Ingevolge artikel 1019aa Rv dienen de kosten van de behandeling van het verzoek aan de zijde van [verzoekster] te worden begroot, waarbij alle redelijke kosten als bedoeld in artikel 6:96 lid 2 BW in aanmerking moeten worden genomen. Het moet gaan om kosten welke in redelijkheid zijn gemaakt en de hoogte van die kosten dient eveneens redelijk te zijn.
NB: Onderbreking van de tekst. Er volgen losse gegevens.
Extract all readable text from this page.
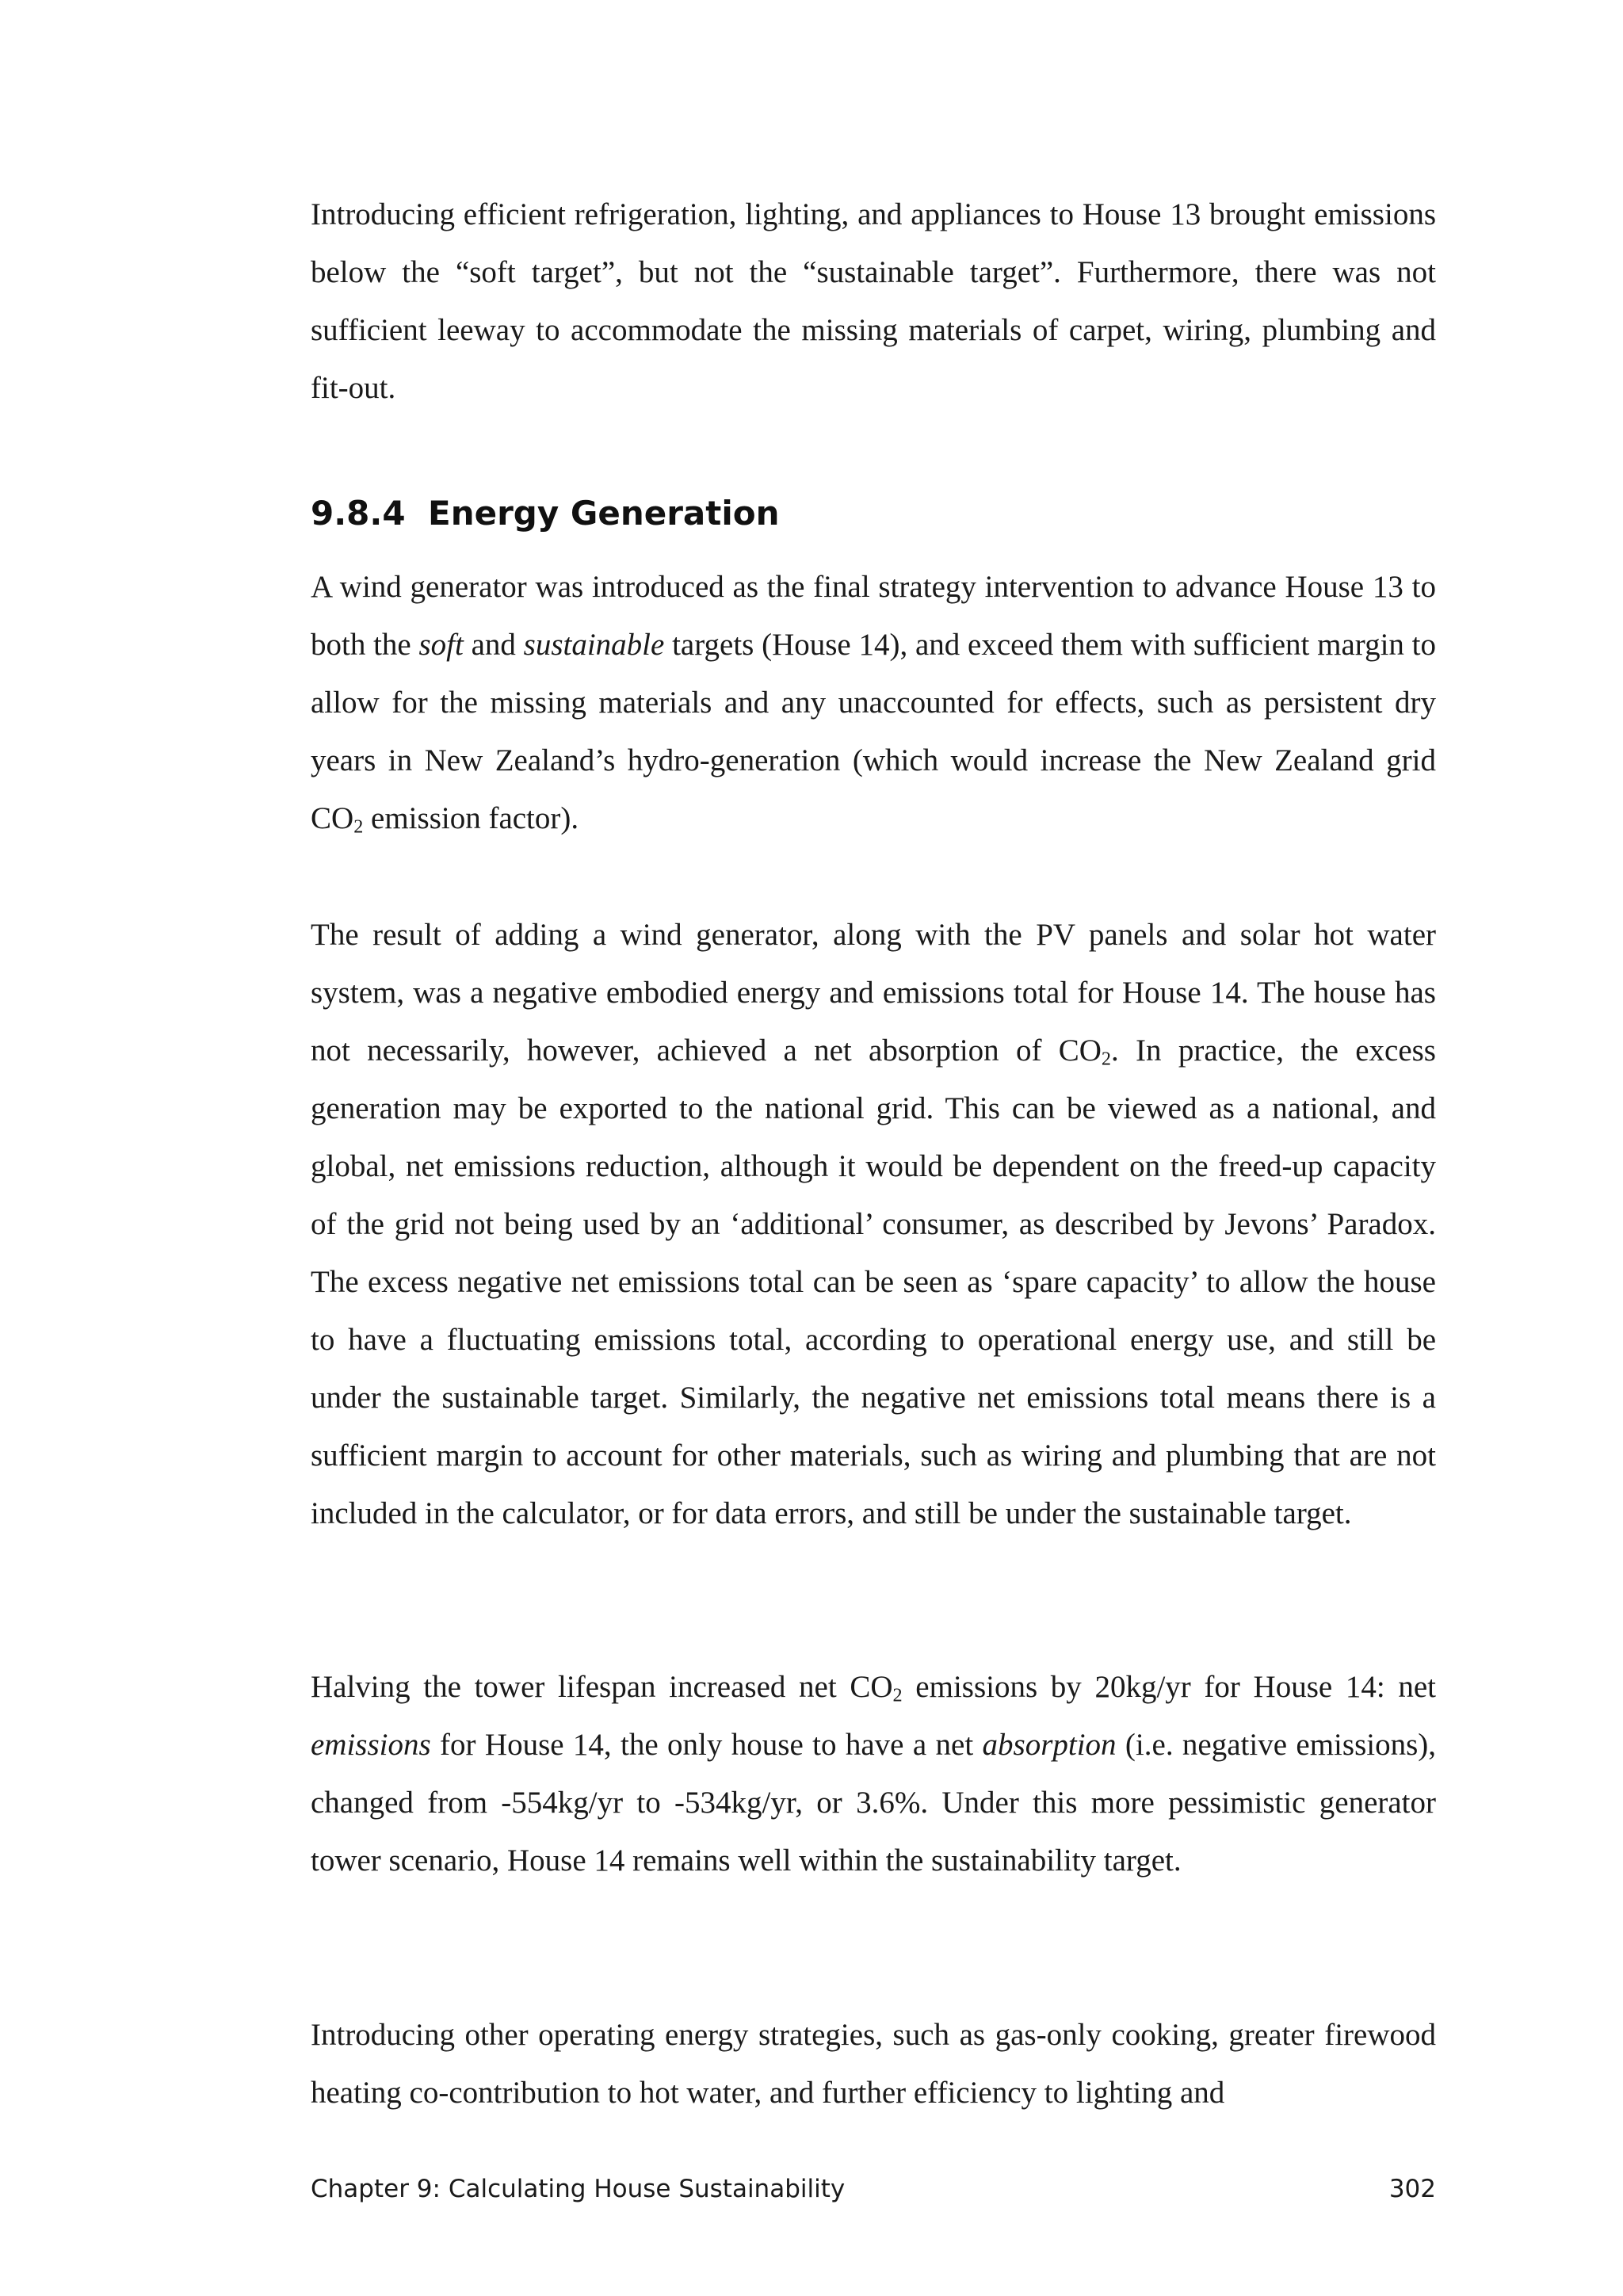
Introducing efficient refrigeration, lighting, and appliances to House 13 brought emissions below the “soft target”, but not the “sustainable target”. Furthermore, there was not sufficient leeway to accommodate the missing materials of carpet, wiring, plumbing and fit-out.

9.8.4 Energy Generation

A wind generator was introduced as the final strategy intervention to advance House 13 to both the soft and sustainable targets (House 14), and exceed them with sufficient margin to allow for the missing materials and any unaccounted for effects, such as persistent dry years in New Zealand’s hydro-generation (which would increase the New Zealand grid $CO_2$ emission factor).

The result of adding a wind generator, along with the PV panels and solar hot water system, was a negative embodied energy and emissions total for House 14. The house has not necessarily, however, achieved a net absorption of $CO_2$. In practice, the excess generation may be exported to the national grid. This can be viewed as a national, and global, net emissions reduction, although it would be dependent on the freed-up capacity of the grid not being used by an ‘additional’ consumer, as described by Jevons’ Paradox. The excess negative net emissions total can be seen as ‘spare capacity’ to allow the house to have a fluctuating emissions total, according to operational energy use, and still be under the sustainable target. Similarly, the negative net emissions total means there is a sufficient margin to account for other materials, such as wiring and plumbing that are not included in the calculator, or for data errors, and still be under the sustainable target.

Halving the tower lifespan increased net $CO_2$ emissions by 20kg/yr for House 14: net emissions for House 14, the only house to have a net absorption (i.e. negative emissions), changed from -554kg/yr to -534kg/yr, or 3.6%. Under this more pessimistic generator tower scenario, House 14 remains well within the sustainability target.

Introducing other operating energy strategies, such as gas-only cooking, greater firewood heating co-contribution to hot water, and further efficiency to lighting and

Chapter 9: Calculating House Sustainability	302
Mr. Rittersma heeft een urenuitdraai overgelegd betreffende een tijdsbesteding van 27 uren tegen een uurtarief van € 245,00 exclusief BTW. Carinova heeft deze kosten niet gemotiveerd betwist. Aangezien deze kosten zien op zowel op het geschil met Carinova als op het geschil met Bovemij, ziet de kantonrechter aanleiding om Carinova te veroordelen tot betaling van de helft van de uren die tot en met de zitting zijn gemaakt (18,5 + 5 = 23,5 / 2 = 11,75 uren) te vermeerderen met de uren die zijn gemoeid met de antwoordakte (3,5 uren) derhalve 15,25 uren.
4.23.
Carinova wordt veroordeeld tot betaling van 15,25 x € 245,00 x 21% = € 4.520,86 inclusief BTW, te vermeerderen met het griffierecht van € 83,-.
5 De beslissing
De kantonrechter
5.1.
verklaart voor recht dat Carinova op grond van artikel 7:658 BW aansprakelijk is voor de schade die [verzoekster] als gevolg van het ongeval van 30 maart 2013 lijdt,
5.2.
veroordeelt Carinova, uitvoerbaar bij voorraad, tot betaling van een bedrag van € 4.520,86 inclusief btw, te vermeerderen met het door [verzoekster] betaalde griffierecht ad € 83,-, binnen twee weken na de datum van deze beschikking, op derdengeldrekening [xxxx] tnv Stichting Derdengelden Advocatenkantoor Balans, waarbij de wettelijke rente zonder aanzegging verschuldigd zal zijn als niet binnen deze termijn is voldaan,
5.3.
wijst het meer of anders verzochte af.
Deze beschikking is gegeven door mr. J.N. Bartels, kantonrechter, en in het openbaar uitgesproken op 7 januari 2021.